Schmied’s project is an art and architecture project, but the outcome touches upon various professional fields, such as sociology, economy, urban studies, and anthropology. At the same time, the book will be very comprehensible to wider audiences.
About the author
Andi Schmied is a visual artist and architect based in Budapest, Hungary. Her work focuses on places that do not follow conventional logic, yet remain part of our cityscape. These vary from areas that have deviated far from their originally planned function (Jing Jin City), utopian architectures (Noguchi Town), or spaces of privilege (Private Views). Schmied graduated from the Bartlett School of Architecture and her work, among other places, has been shown in London (Daniel Blau Gallery, Schwartz Gallery, The White Building), Southampton (John Hansard Gallery), Sapporo (Salon Cojica, HUG Gallery), Beijing (Design Week), Rotterdam (International Architecture Biennale), Budapest (Trafo Gallery, Trapez, OFF Biennale, Kunsthalle). She has been artist-in-resident at S-AIR, Sapporo (Japan), Triangle Arts, New York, DordtYart, Dordrecht (Netherlands), Meetfactory, Prague (Czech Republic), Outpost, Norwich (UK), and MuseumQartier, Vienna (Austria).
Book editors
Irena Lehkoživová is an architectural historian and a co-founder of VI PER Gallery in Prague. Her writings appeared in several books and Czech magazines (Architekt, Stavba, Art+Antiques, Era 21), as well as abroad (Centropa, Journal of the Society of Architectural Historians). She is editor of books such as Zdeněk Seydl a knihy (2015), The Paneláks: Twenty Five Housing Estates in the Czech Republic (2017), and Sídliště Ďáblice: Architektura pro lidi (2019). Recently she has curated exhibitions of Amie Siegel, Irma Boom, Katarina Burin, Forensic Architecture, and Kader Attia.
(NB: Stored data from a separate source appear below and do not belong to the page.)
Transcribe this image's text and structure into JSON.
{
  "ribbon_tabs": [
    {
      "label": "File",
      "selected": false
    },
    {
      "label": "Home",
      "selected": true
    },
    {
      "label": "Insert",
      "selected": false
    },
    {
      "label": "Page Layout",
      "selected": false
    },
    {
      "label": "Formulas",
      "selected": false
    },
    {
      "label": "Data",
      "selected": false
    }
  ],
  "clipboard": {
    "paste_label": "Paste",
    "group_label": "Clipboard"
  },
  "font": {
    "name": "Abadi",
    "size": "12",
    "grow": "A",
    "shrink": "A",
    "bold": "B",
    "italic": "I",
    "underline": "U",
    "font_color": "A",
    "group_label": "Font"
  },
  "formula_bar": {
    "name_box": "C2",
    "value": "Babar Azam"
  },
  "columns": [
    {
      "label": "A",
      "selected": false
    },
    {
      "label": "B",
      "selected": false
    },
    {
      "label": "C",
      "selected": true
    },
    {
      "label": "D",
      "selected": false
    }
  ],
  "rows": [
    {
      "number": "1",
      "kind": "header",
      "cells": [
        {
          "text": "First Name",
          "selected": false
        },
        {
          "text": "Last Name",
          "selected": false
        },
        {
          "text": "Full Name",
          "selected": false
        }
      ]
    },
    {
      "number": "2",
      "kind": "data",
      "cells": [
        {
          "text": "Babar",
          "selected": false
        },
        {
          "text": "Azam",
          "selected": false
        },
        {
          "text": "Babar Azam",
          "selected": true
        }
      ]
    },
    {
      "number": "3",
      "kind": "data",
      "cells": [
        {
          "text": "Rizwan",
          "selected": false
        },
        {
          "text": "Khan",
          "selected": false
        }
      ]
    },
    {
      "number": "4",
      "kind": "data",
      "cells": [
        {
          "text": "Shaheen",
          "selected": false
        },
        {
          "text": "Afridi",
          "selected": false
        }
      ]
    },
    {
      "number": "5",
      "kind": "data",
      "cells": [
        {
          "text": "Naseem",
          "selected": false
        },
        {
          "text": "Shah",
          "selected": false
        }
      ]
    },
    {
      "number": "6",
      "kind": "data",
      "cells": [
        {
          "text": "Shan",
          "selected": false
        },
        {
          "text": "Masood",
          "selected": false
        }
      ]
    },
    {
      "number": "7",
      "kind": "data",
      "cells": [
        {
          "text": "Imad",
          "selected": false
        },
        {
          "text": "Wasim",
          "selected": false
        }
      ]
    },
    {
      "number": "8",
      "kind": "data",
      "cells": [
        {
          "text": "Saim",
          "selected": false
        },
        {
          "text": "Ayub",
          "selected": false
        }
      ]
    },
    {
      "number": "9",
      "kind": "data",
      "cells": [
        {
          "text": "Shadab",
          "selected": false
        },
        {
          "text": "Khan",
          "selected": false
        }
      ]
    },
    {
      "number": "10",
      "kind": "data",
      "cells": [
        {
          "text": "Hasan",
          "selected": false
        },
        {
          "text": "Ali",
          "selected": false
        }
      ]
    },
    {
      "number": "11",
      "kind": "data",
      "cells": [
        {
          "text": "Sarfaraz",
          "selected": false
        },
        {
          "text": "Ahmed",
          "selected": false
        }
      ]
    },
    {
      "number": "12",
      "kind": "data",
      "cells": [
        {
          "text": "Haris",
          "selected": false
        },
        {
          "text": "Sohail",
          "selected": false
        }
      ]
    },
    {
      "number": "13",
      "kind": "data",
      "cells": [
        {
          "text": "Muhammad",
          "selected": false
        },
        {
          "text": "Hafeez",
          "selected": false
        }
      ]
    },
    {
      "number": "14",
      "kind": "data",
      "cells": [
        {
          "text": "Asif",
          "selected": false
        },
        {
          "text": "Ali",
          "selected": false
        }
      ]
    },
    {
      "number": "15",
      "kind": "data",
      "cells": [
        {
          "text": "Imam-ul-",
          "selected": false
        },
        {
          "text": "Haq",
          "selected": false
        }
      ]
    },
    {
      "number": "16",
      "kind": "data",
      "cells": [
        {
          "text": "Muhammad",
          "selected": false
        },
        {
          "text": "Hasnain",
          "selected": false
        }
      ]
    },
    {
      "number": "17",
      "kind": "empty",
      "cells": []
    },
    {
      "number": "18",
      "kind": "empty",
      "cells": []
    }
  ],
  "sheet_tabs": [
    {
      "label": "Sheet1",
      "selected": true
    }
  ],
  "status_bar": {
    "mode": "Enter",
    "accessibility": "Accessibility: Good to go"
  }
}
Barbora Špičáková is an art historian and a co-founder of VI PER Gallery in Prague. She works at the Archive of Fine Arts in Prague. Between 2010 and 2015 she led an exhibition space for young artists called Fenester. Špičáková is author and editor of books such as Sídliště Solidarita (2014), Zdeněk Seydl a knihy (2015), or collection of texts from the 1950s to the present by Czech-Swiss art historian Ludmila Vachtová titled Tady a teď (2018).
Graphic designer
Tereza Hejmová is a leading Czech graphic designer, and assistant professor at FFA BUT. She has worked on book projects for the National Gallery in Prague, Moravian Gallery, transit display, Institute of Art History, UMPRUM, Jindřich Chalupecky Society, Museum of Decorative Arts, Arborvitae and for numerous artists and architects. She was awarded first prize at “The Most Beautiful Czech Books” in five consecutive years. She also got an honorary mention at the “Most Beautiful Books of the World” for her work on Aliens and Herons, a book that examines the abundance of public sculpture created during Czechoslovakia’s “Normalisation” years.